La vertu, à son plus haut degré, comporte l’ensemble de toutes les qualités essentielles qui constituent l’homme de bien. Etre bon, charitable, laborieux, sobre, modeste, ces qualités sont de l’homme vertueux. Malheureusement elles sont souvent accompagnées de petites infirmités morales qui les déparent et les atténuent. Celui qui fait parade de sa vertu n’est pas vertueux, puisqu’il lui manque la qualité principale : la modestie, et qu’il a le vice le plus contraire : l’orgueil. La vertu vraiment digne de ce nom n’aime pas à s’étaler ; on la devine, mais elle se dérobe dans l’obscurité et fuit l’admiration des foules. Saint Vincent de Paul était vertueux ; le digne curé d’Ars était vertueux, et beaucoup d’autres peu connus du monde, mais connus de Dieu. Tous ces hommes de bien ignoraient eux-mêmes qu’ils fussent vertueux ; ils se laissaient aller au courant de leurs saintes inspirations, et pratiquaient le bien avec un désintéressement complet et un entier oubli d’eux-mêmes.
C’est à la vertu ainsi comprise et pratiquée que je vous convie, mes enfants ; c’est à cette vertu vraiment chrétienne et vraiment spirite que je vous engage à vous consacrer ; mais éloignez de vos coeurs la pensée de l’orgueil, de la vanité, de l’amour-propre qui déparent toujours les plus belles qualités.
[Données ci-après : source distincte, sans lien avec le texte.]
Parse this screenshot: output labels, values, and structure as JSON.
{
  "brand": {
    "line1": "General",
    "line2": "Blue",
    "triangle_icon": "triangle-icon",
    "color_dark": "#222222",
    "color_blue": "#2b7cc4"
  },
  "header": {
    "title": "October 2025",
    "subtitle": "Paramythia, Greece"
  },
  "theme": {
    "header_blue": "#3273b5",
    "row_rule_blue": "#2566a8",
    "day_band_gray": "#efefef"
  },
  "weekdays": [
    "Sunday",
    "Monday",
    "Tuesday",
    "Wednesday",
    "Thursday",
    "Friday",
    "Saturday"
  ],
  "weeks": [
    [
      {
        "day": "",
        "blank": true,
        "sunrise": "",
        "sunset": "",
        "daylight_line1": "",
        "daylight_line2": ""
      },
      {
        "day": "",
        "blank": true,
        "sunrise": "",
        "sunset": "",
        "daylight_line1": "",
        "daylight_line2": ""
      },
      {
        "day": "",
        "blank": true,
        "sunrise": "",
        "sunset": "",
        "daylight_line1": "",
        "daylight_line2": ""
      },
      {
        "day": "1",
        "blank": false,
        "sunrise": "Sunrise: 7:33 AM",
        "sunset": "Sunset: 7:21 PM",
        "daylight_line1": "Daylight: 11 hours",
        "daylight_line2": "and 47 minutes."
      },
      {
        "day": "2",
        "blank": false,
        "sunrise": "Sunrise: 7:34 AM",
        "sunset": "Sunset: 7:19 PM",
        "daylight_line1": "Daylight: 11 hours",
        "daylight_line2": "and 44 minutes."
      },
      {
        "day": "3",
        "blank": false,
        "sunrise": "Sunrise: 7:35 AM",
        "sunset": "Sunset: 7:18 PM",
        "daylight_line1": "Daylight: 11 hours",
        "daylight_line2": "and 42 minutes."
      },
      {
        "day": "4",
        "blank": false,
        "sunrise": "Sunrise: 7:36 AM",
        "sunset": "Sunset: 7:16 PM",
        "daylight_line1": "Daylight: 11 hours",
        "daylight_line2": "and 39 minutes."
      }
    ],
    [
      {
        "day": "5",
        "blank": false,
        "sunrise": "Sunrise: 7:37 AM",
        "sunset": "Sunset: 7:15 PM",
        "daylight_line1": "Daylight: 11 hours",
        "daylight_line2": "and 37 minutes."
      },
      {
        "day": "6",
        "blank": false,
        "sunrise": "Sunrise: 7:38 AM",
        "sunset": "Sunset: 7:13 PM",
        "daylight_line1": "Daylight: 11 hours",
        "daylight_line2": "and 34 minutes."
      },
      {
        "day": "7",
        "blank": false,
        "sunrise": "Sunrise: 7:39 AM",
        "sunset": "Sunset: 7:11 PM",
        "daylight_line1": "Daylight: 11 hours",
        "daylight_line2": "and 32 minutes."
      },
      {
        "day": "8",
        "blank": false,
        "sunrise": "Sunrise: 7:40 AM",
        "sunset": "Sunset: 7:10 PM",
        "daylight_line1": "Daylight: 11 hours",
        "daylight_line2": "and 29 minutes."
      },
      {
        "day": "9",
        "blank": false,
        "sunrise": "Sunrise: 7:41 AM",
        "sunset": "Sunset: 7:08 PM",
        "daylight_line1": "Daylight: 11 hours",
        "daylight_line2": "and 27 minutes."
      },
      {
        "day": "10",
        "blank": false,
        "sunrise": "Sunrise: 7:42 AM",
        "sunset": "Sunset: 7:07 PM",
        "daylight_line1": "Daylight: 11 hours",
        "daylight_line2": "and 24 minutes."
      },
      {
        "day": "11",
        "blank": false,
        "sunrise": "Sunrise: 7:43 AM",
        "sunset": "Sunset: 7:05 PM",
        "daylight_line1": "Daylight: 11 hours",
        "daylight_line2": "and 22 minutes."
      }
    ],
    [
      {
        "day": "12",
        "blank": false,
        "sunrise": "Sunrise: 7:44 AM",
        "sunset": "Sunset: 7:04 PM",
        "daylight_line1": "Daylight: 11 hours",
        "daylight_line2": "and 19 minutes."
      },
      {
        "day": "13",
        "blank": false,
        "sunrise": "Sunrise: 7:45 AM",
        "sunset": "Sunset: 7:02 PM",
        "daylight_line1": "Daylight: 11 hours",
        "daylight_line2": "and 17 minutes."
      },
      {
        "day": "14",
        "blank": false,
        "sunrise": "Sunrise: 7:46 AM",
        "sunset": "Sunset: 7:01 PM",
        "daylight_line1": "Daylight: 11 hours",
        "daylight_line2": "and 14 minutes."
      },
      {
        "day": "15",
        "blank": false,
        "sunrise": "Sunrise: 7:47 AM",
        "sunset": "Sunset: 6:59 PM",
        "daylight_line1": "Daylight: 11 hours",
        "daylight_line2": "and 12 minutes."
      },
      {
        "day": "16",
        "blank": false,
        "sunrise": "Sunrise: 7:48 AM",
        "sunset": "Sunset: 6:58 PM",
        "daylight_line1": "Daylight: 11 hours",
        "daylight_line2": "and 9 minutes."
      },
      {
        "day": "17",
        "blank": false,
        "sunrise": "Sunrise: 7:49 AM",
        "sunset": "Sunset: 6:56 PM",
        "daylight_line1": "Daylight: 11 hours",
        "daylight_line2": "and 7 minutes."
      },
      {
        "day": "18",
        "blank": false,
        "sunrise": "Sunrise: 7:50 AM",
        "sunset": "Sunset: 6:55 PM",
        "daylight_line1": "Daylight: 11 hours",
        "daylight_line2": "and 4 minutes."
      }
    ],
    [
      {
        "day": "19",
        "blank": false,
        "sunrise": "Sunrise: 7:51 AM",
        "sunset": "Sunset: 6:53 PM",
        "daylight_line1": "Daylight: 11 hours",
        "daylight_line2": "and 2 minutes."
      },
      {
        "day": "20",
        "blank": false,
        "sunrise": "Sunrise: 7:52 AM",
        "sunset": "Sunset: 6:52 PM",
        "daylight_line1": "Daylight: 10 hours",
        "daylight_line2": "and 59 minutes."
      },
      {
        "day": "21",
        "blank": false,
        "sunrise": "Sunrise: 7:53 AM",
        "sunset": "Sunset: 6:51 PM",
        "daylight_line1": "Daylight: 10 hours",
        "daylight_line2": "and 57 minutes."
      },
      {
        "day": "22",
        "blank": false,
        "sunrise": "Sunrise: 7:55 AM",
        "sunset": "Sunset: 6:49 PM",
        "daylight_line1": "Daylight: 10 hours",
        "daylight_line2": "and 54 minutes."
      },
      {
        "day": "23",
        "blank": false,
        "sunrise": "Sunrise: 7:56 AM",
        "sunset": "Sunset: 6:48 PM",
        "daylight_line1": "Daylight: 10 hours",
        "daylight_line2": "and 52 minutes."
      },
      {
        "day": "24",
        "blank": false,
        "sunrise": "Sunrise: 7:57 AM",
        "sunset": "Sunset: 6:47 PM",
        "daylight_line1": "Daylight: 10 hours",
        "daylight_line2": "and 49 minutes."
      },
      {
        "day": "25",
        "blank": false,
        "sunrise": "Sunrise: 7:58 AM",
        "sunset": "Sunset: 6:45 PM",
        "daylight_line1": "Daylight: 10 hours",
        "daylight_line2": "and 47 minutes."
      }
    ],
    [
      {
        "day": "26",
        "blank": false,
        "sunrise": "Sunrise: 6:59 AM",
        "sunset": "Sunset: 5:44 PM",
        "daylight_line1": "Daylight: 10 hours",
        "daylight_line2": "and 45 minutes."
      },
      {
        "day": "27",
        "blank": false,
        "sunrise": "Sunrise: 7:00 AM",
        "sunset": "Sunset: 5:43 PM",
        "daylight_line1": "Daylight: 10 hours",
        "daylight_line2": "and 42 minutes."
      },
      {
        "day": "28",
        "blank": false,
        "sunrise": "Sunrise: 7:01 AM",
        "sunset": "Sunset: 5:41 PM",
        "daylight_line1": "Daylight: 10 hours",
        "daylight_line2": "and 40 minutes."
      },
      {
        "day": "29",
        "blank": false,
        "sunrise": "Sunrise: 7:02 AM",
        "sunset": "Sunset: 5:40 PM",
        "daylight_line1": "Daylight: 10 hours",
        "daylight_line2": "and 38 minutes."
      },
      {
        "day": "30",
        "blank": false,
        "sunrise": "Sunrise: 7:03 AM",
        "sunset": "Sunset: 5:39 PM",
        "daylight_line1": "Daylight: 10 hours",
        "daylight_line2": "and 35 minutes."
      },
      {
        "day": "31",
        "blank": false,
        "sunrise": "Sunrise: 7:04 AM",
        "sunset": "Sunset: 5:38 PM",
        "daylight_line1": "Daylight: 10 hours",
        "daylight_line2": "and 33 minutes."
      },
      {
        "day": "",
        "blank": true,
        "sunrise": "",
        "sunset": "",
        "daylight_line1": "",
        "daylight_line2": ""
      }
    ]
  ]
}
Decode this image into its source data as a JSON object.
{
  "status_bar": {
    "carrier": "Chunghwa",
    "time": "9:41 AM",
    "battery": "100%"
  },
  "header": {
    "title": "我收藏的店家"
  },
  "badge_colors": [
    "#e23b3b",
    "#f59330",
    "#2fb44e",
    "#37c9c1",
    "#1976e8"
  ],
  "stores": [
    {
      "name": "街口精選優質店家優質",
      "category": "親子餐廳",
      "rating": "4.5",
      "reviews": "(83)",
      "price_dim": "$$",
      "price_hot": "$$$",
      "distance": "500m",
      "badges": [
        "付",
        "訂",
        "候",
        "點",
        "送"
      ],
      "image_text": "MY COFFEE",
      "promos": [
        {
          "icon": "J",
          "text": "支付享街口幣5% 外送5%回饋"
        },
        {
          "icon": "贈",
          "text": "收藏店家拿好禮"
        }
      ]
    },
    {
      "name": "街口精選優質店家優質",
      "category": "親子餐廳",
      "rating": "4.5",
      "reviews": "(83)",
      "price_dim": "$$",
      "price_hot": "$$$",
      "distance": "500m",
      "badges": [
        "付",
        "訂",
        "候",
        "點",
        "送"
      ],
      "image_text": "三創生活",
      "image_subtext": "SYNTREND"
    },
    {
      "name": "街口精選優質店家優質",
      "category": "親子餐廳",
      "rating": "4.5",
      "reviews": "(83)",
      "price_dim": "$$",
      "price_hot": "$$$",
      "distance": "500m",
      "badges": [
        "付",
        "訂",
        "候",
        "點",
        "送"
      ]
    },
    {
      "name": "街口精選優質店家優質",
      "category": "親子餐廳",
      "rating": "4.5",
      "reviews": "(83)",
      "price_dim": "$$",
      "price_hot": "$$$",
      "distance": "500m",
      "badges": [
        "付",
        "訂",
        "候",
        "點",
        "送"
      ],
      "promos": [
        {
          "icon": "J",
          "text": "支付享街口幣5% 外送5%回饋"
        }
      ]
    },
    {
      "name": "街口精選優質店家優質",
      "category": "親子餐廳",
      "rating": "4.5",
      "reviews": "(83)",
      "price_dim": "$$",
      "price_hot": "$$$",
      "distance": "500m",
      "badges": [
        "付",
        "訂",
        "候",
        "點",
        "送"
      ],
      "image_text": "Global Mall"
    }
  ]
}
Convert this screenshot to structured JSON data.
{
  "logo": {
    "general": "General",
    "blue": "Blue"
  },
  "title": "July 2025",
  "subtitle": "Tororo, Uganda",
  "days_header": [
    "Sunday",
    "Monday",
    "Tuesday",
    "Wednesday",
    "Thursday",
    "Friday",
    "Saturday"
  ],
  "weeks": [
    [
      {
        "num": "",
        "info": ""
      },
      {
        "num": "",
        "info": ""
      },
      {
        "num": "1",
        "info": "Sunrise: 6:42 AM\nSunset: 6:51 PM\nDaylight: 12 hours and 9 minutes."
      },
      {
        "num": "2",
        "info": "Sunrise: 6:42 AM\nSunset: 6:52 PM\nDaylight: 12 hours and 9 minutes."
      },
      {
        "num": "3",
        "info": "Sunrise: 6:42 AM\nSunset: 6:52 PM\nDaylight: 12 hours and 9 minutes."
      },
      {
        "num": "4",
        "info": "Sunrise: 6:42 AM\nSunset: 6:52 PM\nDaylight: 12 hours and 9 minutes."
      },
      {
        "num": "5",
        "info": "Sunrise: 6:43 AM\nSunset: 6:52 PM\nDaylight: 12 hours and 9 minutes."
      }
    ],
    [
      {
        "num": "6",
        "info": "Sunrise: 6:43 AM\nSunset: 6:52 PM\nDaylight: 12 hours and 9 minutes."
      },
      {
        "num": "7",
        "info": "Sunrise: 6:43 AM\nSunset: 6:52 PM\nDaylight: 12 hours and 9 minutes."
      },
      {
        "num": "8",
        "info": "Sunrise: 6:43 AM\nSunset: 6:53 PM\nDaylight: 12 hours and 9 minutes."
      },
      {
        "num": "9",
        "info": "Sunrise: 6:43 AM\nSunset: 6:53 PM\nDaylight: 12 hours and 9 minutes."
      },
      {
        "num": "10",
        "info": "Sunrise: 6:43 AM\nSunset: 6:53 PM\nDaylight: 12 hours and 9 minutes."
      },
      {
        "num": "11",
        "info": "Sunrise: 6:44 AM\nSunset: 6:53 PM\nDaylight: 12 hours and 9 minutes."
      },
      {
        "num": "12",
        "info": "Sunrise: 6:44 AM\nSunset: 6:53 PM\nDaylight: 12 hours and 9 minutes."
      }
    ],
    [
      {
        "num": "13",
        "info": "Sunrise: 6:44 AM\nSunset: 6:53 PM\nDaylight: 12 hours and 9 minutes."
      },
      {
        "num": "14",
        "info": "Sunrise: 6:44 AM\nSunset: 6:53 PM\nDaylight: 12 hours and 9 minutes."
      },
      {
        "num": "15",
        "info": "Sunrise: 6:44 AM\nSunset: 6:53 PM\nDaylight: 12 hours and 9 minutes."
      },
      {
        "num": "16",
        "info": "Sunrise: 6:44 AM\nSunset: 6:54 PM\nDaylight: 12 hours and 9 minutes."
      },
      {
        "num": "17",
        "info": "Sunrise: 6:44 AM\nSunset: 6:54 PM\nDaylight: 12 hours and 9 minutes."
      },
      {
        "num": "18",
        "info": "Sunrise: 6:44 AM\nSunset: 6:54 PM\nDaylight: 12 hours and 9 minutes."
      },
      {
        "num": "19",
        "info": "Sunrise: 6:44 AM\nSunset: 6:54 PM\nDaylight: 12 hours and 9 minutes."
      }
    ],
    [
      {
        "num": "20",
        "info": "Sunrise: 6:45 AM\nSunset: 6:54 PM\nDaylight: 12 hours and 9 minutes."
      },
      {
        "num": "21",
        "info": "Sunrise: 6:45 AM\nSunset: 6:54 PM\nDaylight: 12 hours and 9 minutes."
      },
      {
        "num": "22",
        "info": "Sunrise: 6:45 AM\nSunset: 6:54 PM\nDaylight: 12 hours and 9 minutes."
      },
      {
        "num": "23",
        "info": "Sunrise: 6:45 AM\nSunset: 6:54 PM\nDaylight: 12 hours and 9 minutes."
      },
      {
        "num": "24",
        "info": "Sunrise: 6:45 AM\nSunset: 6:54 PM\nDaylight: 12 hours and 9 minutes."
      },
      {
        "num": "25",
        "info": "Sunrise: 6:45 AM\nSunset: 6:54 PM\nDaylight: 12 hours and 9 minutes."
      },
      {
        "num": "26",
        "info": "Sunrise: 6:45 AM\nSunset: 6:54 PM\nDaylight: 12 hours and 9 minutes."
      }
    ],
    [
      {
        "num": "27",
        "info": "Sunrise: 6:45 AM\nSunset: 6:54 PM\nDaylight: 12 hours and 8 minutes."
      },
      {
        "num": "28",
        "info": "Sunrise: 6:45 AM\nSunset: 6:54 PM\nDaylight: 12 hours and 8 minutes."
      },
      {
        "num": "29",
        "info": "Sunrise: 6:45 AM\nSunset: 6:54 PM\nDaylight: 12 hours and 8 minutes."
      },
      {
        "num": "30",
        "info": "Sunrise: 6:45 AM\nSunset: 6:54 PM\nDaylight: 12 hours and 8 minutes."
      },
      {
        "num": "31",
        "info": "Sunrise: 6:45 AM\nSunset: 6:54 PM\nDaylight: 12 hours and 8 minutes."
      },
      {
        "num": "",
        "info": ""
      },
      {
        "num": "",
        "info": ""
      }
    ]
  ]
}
N’imitez pas cet homme qui se pose comme un modèle et prône lui-même ses propres qualités à toutes les oreilles complaisantes. Cette vertu d’ostentation dérobe souvent une foule de petites turpitudes et d’odieuses lâchetés.
En principe, l’homme qui s’exalte lui-même, qui élève une statue à sa propre vertu, annihile par ce fait seul tout le mérite effectif qu’il peut avoir. Mais que dirai-je de celui dont toute la valeur est de paraître ce qu’il n’est pas ? Je veux bien admettre que l’homme qui fait le bien en ressente au fond du coeur une satisfaction intime, mais dès que cette satisfaction se traduit au-dehors pour en recueillir des éloges, elle dégénère en amour-propre.
O vous tous que la foi spirite a réchauffés de ses rayons, et qui savez combien l’homme est loin de la perfection, ne donnez jamais dans un pareil travers. La vertu est une grâce que je souhaite à tous les sincères spirites, mais je leur dirai : Mieux vaut moins de vertus avec la modestie que beaucoup avec de l’orgueil. C’est par l’orgueil que les humanités successives se sont perdues, c’est par l’humilité qu’elles doivent se racheter un jour.